Koehler, J. J. & Conley, C. A. (2003). The Hot Hand Myth in Professional Basketball. Journal of Sport and Exercise Psychology, 25, 253-259.

ABSTRACT

The “hot hand” describes the belief (particularly among basketball fans) that an athlete’s performance increases beyond his or her base rate following a string of successes. Despite much research on this phenomenon and the related psychological momentum phenomenon, debate persists about whether athletes elevate their performance following a successful performance run. In this paper, we take criticisms and limitations of previous research into account and offer new evidence. In Study 1, we present an experimental survey that shows that, contrary to an implicit assumption of past research, people do not always equate hotness with a short runs of success in basketball. The time frame within which the runs occur, as well as the difficulty of the shot, influence people's judgments about whether a streaking athlete is hot or not.
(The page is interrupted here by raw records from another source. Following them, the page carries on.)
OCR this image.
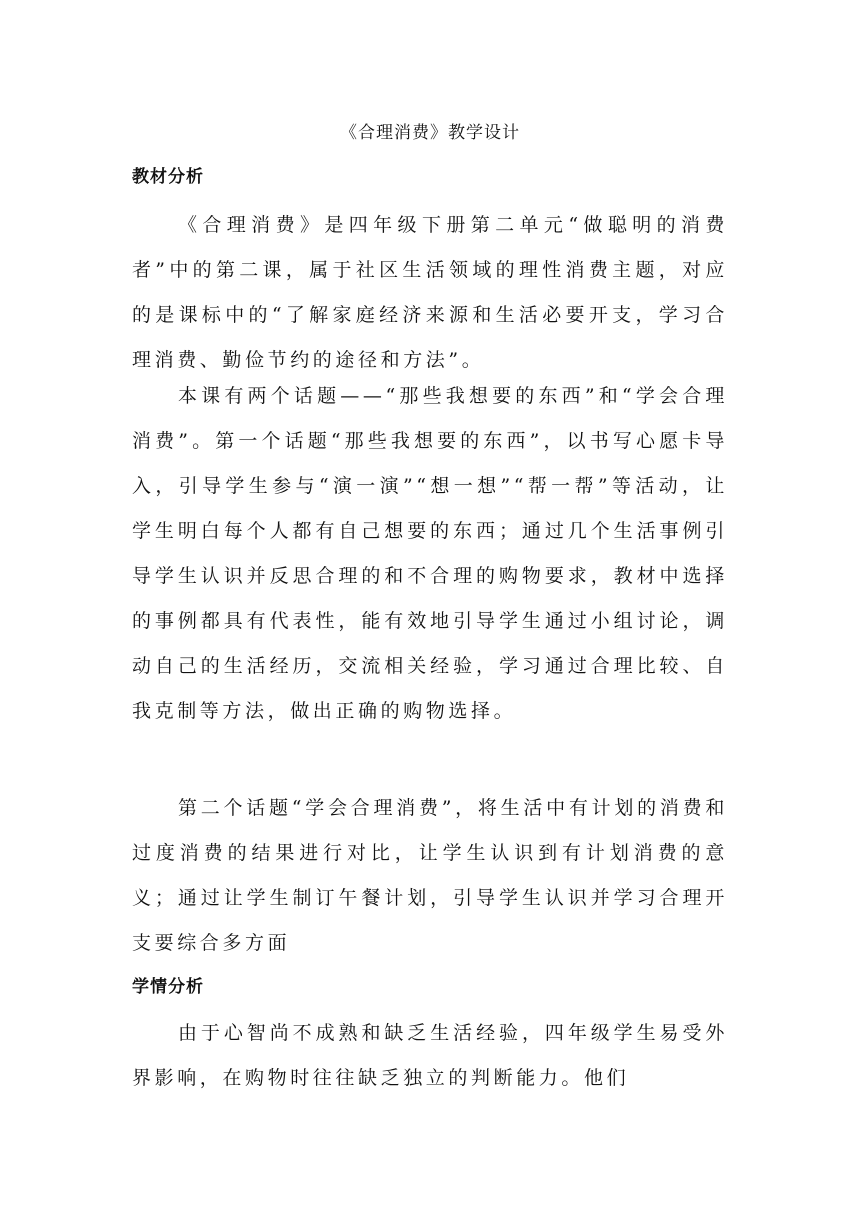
《合理消费》教学设计
教材分析

《合理消费》是四年级下册第二单元“做聪明的消费者”中的第二课，属于社区生活领域的理性消费主题，对应的是课标中的“了解家庭经济来源和生活必要开支，学习合理消费、勤俭节约的途径和方法”。

本课有两个话题——“那些我想要的东西”和“学会合理消费”。第一个话题“那些我想要的东西”，以书写心愿卡导入，引导学生参与“演一演”“想一想”“帮一帮”等活动，让学生明白每个人都有自己想要的东西；通过几个生活事例引导学生认识并反思合理的和不合理的购物要求，教材中选择的事例都具有代表性，能有效地引导学生通过小组讨论，调动自己的生活经历，交流相关经验，学习通过合理比较、自我克制等方法，做出正确的购物选择。

第二个话题“学会合理消费”，将生活中有计划的消费和过度消费的结果进行对比，让学生认识到有计划消费的意义；通过让学生制订午餐计划，引导学生认识并学习合理开支要综合多方面

学情分析

由于心智尚不成熟和缺乏生活经验，四年级学生易受外界影响，在购物时往往缺乏独立的判断能力。他们
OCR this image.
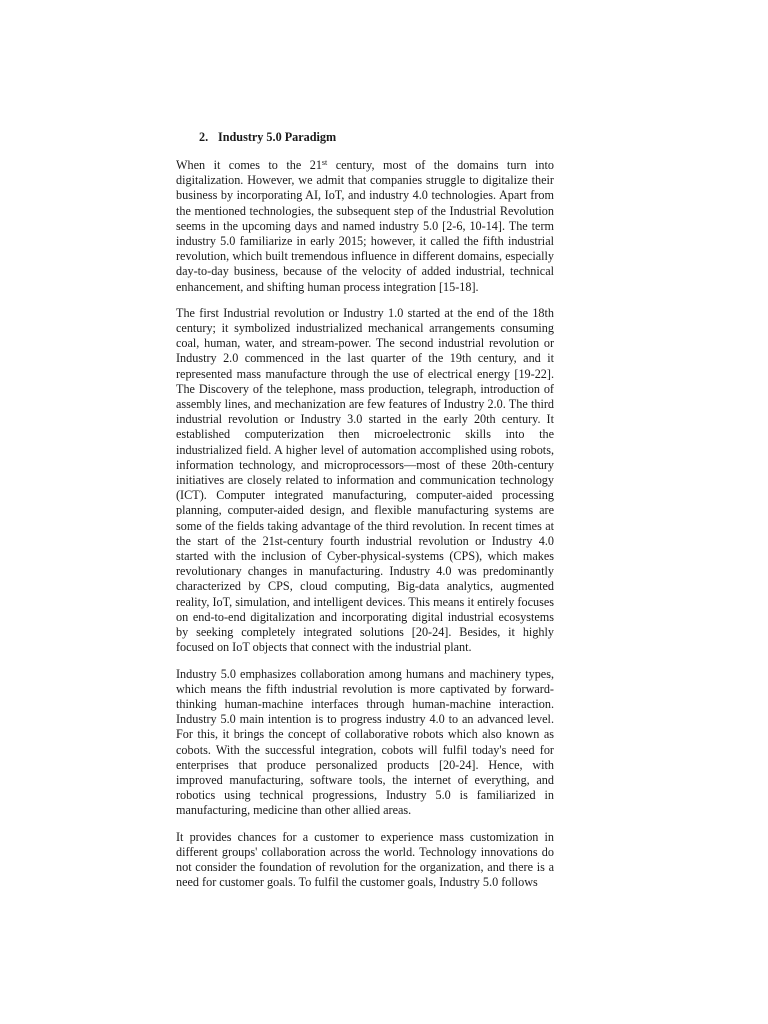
2. Industry 5.0 Paradigm

When it comes to the 21st century, most of the domains turn into digitalization. However, we admit that companies struggle to digitalize their business by incorporating AI, IoT, and industry 4.0 technologies. Apart from the mentioned technologies, the subsequent step of the Industrial Revolution seems in the upcoming days and named industry 5.0 [2-6, 10-14]. The term industry 5.0 familiarize in early 2015; however, it called the fifth industrial revolution, which built tremendous influence in different domains, especially day-to-day business, because of the velocity of added industrial, technical enhancement, and shifting human process integration [15-18].

The first Industrial revolution or Industry 1.0 started at the end of the 18th century; it symbolized industrialized mechanical arrangements consuming coal, human, water, and stream-power. The second industrial revolution or Industry 2.0 commenced in the last quarter of the 19th century, and it represented mass manufacture through the use of electrical energy [19-22]. The Discovery of the telephone, mass production, telegraph, introduction of assembly lines, and mechanization are few features of Industry 2.0. The third industrial revolution or Industry 3.0 started in the early 20th century. It established computerization then microelectronic skills into the industrialized field. A higher level of automation accomplished using robots, information technology, and microprocessors—most of these 20th-century initiatives are closely related to information and communication technology (ICT). Computer integrated manufacturing, computer-aided processing planning, computer-aided design, and flexible manufacturing systems are some of the fields taking advantage of the third revolution. In recent times at the start of the 21st-century fourth industrial revolution or Industry 4.0 started with the inclusion of Cyber-physical-systems (CPS), which makes revolutionary changes in manufacturing. Industry 4.0 was predominantly characterized by CPS, cloud computing, Big-data analytics, augmented reality, IoT, simulation, and intelligent devices. This means it entirely focuses on end-to-end digitalization and incorporating digital industrial ecosystems by seeking completely integrated solutions [20-24]. Besides, it highly focused on IoT objects that connect with the industrial plant.

Industry 5.0 emphasizes collaboration among humans and machinery types, which means the fifth industrial revolution is more captivated by forward-thinking human-machine interfaces through human-machine interaction. Industry 5.0 main intention is to progress industry 4.0 to an advanced level. For this, it brings the concept of collaborative robots which also known as cobots. With the successful integration, cobots will fulfil today's need for enterprises that produce personalized products [20-24]. Hence, with improved manufacturing, software tools, the internet of everything, and robotics using technical progressions, Industry 5.0 is familiarized in manufacturing, medicine than other allied areas.

It provides chances for a customer to experience mass customization in different groups' collaboration across the world. Technology innovations do not consider the foundation of revolution for the organization, and there is a need for customer goals. To fulfil the customer goals, Industry 5.0 follows
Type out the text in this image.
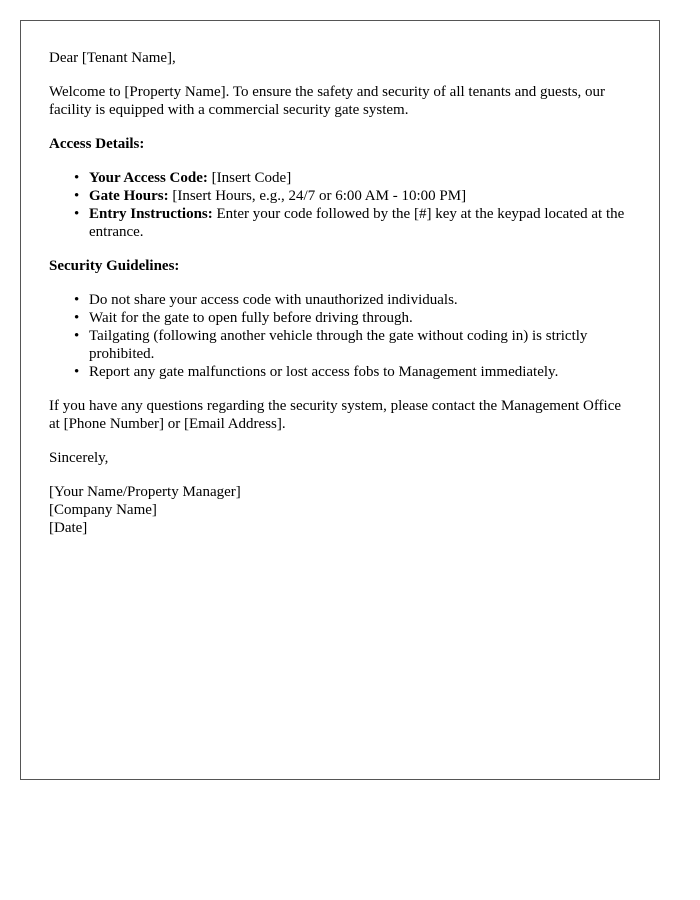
Dear [Tenant Name],

Welcome to [Property Name]. To ensure the safety and security of all tenants and guests, our facility is equipped with a commercial security gate system.

Access Details:
• Your Access Code: [Insert Code]
• Gate Hours: [Insert Hours, e.g., 24/7 or 6:00 AM - 10:00 PM]
• Entry Instructions: Enter your code followed by the [#] key at the keypad located at the entrance.
Security Guidelines:
• Do not share your access code with unauthorized individuals.
• Wait for the gate to open fully before driving through.
• Tailgating (following another vehicle through the gate without coding in) is strictly prohibited.
• Report any gate malfunctions or lost access fobs to Management immediately.

If you have any questions regarding the security system, please contact the Management Office at [Phone Number] or [Email Address].

Sincerely,

[Your Name/Property Manager]
[Company Name]
[Date]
In Study 2, we apply these findings by searching for evidence of the hot hand in four National Basketball Association (NBA) Long Distance Shootout contests. Traditional sequential dependency runs analyses, individual level analyses, and a review of spontaneous outbursts by contest announcers about players who are "on fire" failed to reveal evidence of a hot hand. We conclude that the present data help clarify the common meaning of hot hand, and provide evidence against the ubiquity of the performance phenomenon.